She sees things in black and white.
NYC Council Speaker and mayoral candidate Adrienne Adams preached about her desire to “unite people, despite our differences” during her State of the City speech this week — but her choice of words proved divisive, critics said.
The DEI-obsessed Queens lawmaker threw out plenty of left-wing buzzwords in her 24-minute speech Tuesday: “diverse” or diversity” seven times; “equity” or inequity” and “racism” three times; and “of color” four times.
Adams, the city’s first African American speaker, also made it a point to use the word “black” 10 times.
And while she never mentioned embattled Mayor Eric Adams by name, she repeatedly ripped his administration.
“The dignity and trust in government leadership has been shaken in our city, and it must be restored,” said the speaker.
“Adrienne Adams loves to preach about unity, but her rhetoric is anything but unifying: it’s divisive, hypocritical, and steeped in double standards,” said one Democratic colleague.
Mayor Adams’ camp ripped the speaker for demanding diversity and unity among New Yorkers while simultaneously ripping the reputation of NYC’s second black mayor and creating further division among top city leadership.
“You can’t have it both ways, and it’s hard to imagine New Yorkers won’t see right through that,” said mayoral spokesperson Kayla Mamelak.
The speaker, a champion of NYC’s controversial sanctuary city status, has claimed the mayor wants to cooperate with President Donald Trump on policy matters to avoid prosecution on federal corruption charges.

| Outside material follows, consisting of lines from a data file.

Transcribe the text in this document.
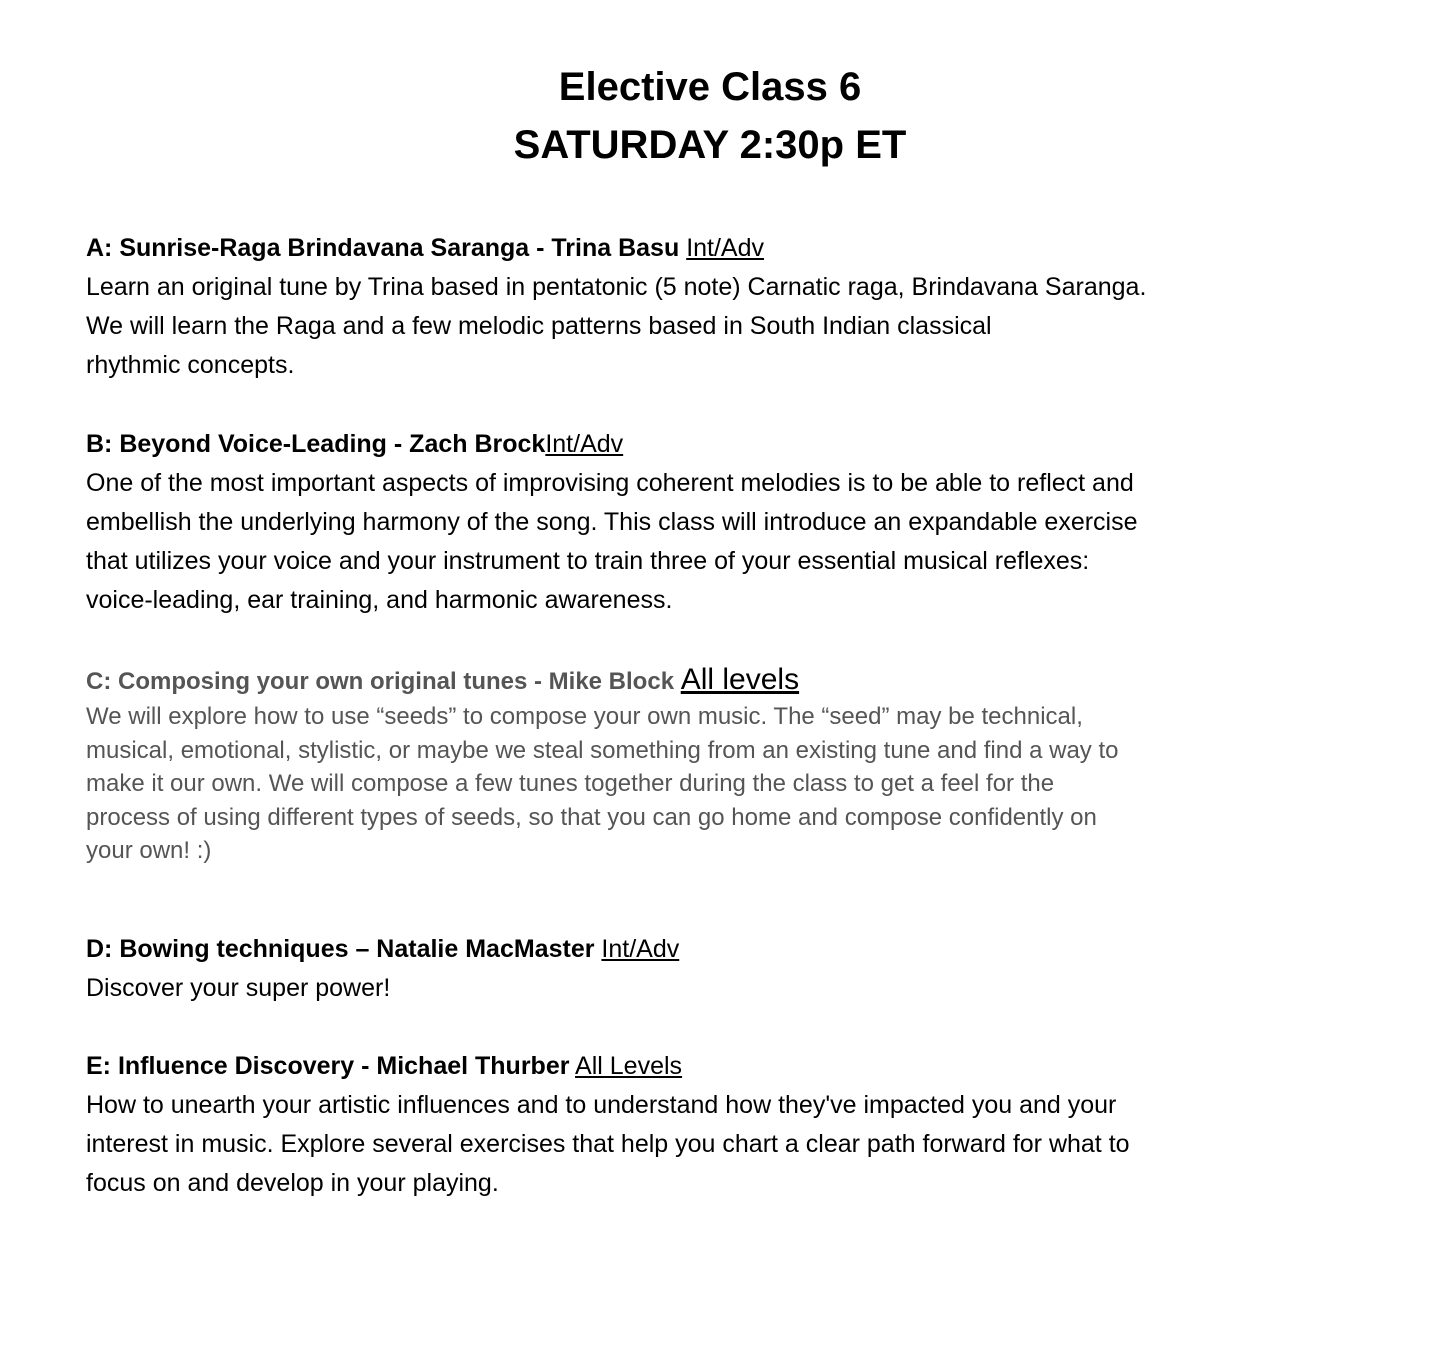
Elective Class 6
SATURDAY 2:30p ET
A: Sunrise-Raga Brindavana Saranga - Trina Basu Int/Adv
Learn an original tune by Trina based in pentatonic (5 note) Carnatic raga, Brindavana Saranga.
We will learn the Raga and a few melodic patterns based in South Indian classical
rhythmic concepts.
B: Beyond Voice-Leading - Zach BrockInt/Adv
One of the most important aspects of improvising coherent melodies is to be able to reflect and
embellish the underlying harmony of the song. This class will introduce an expandable exercise
that utilizes your voice and your instrument to train three of your essential musical reflexes:
voice-leading, ear training, and harmonic awareness.
C: Composing your own original tunes - Mike Block All levels
We will explore how to use “seeds” to compose your own music. The “seed” may be technical,
musical, emotional, stylistic, or maybe we steal something from an existing tune and find a way to
make it our own. We will compose a few tunes together during the class to get a feel for the
process of using different types of seeds, so that you can go home and compose confidently on
your own! :)
D: Bowing techniques – Natalie MacMaster Int/Adv
Discover your super power!
E: Influence Discovery - Michael Thurber All Levels
How to unearth your artistic influences and to understand how they've impacted you and your
interest in music. Explore several exercises that help you chart a clear path forward for what to
focus on and develop in your playing.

In her speech — a precursor to her formally announcing her mayoral bid Thursday — she raged that Trump is on a “cruel crusade against immigrant families.”
Hank Sheinkopf, a longtime Democratic consultant, said he believes the speaker’s address “wasn’t really about uniting people” but rather trying to link the mayor to Trump and draw black and “white liberal” voters away from the mayor.
“It’s not a bad strategy, but I think she’s entering the race too late to overcome two very well-known candidates: Andrew Cuomo and Mayor Adams,” he said.
When asked to respond to the critics, Speaker Adams’ spokesperson Mara Davis said it’s the speaker and other council members’ job to “hold the mayoral administration accountable when it is falling short of effectively serving New Yorkers.”
“We must be honest about that and when any mayoral administration fails to deliver results for our city. Speaker Adams’ address spoke to concerns held by New Yorkers, because she was elected to represent them without fear or political favor,” she said.